Dr. Howard Hepburn, right, is ceremoniously sworn into office as the new superintendent BCPS by Broward County Judge (Retired) Zebedee Wright, left, as his wife, Sheba, holds the Bible, second from the left, and daughter, Audrey, 7, looks on, on their wedding anniversary, Wednesday, May 29, 2024, inside the boardroom of the Kathleen C. Wright Administration Center in Fort Lauderdale, Florida.

Each committee will have a list of potential schools that could close or change in a specific area. That way, each community in each area will come up with a few ideas on how to solve their own issues and ultimately name at least one school to close there.

The school district will come up with the lists for the committees to consider by narrowing down their total 239 schools using the following criteria:

  • Enrollment at the school

  • Whether the school has any historical significance

  • Whether the school was built before 1960

  • The school type (elementary, middle, high)

  • The performance grades the state has given the school (the district will look at a five-year average)

  • Student demographics in the neighborhood (how many kids live there and what percentage is attending charter schools)

“If the schools in question are not considered historically significant, have concerns around aged facilities in poorer condition, and have lower percentages of assigned students attending, these conditions would make them more practical and appropriate candidates for closing,” Hepburn’s memo reads.

FROM MARCH: ‘Let’s look at the root causes’: Community weighs in on potential Broward school closures

Issues with Hepburn’s plan?

Alston disliked the criteria because, he said, it will disproportionately affect Black and brown communities. To prevent that, he proposed ensuring that at least one school closes in each board-assigned district.

His idea would mean that seven out of the nine board members experience at least one school closing in the communities that elected them. The other two board members hold at-large seats, meaning they represent the entire county.

“We need to do this fairly,” he said. “We need to do this so there is an impact countywide.”

Zeman challenged Alston’s notion.

“It is a false choice to say we either pass this or we’re being racist,” he said. “I think we need to think about our decisions on a school-by-school basis with an equity lens.”

Dr. Allen Zeman, Countywide At-Large Seat 8, speaks during a press conference at the Broward County School Board meeting, where one of the items is talking about a new superintendent, on Tuesday, May 2, 2023, in downtown Fort Lauderdale
Dr. Allen Zeman, Countywide At-Large Seat 8, speaks during a press conference at the Broward County School Board meeting, where one of the items is talking about a new superintendent, on Tuesday, May 2, 2023, in downtown Fort Lauderdale

Sarah Leonardi, another board member, said she refused to mix politics and schools closing.

“I do not believe in using political boundaries in making these types of decisions,” she said.

The board approved Hepburn’s suggestion, along with the criteria.

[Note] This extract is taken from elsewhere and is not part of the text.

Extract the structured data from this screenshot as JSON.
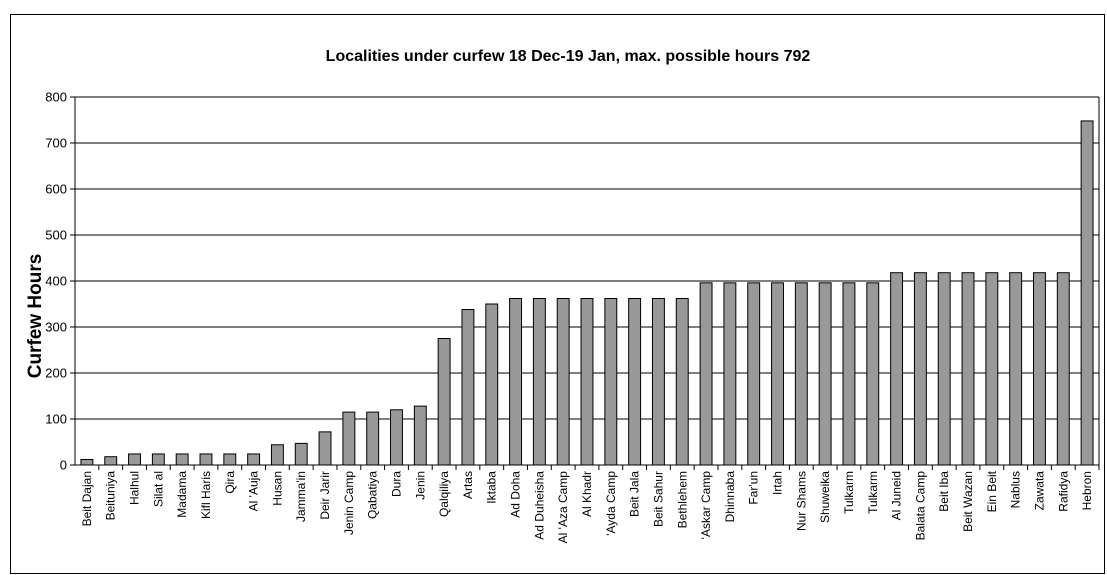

That means once the committees bring back feedback from the public, the school district will present to the School Board in November some options of programs to implement and schools to close.

Allen Zeman, a board member, said that although the motion asks for a minimum of five, he hopes the district presents way more than five schools to close. He wants that because of the severity of the under-enrollment and because it will be hard for the board to agree on a final list.

“Barring any emergencies in the fall we’ll be able to meet this timeline,” Hepburn said. “If there are any obstacles we’ll let the board know, but right now we’re pretty confident we’ll meet it.”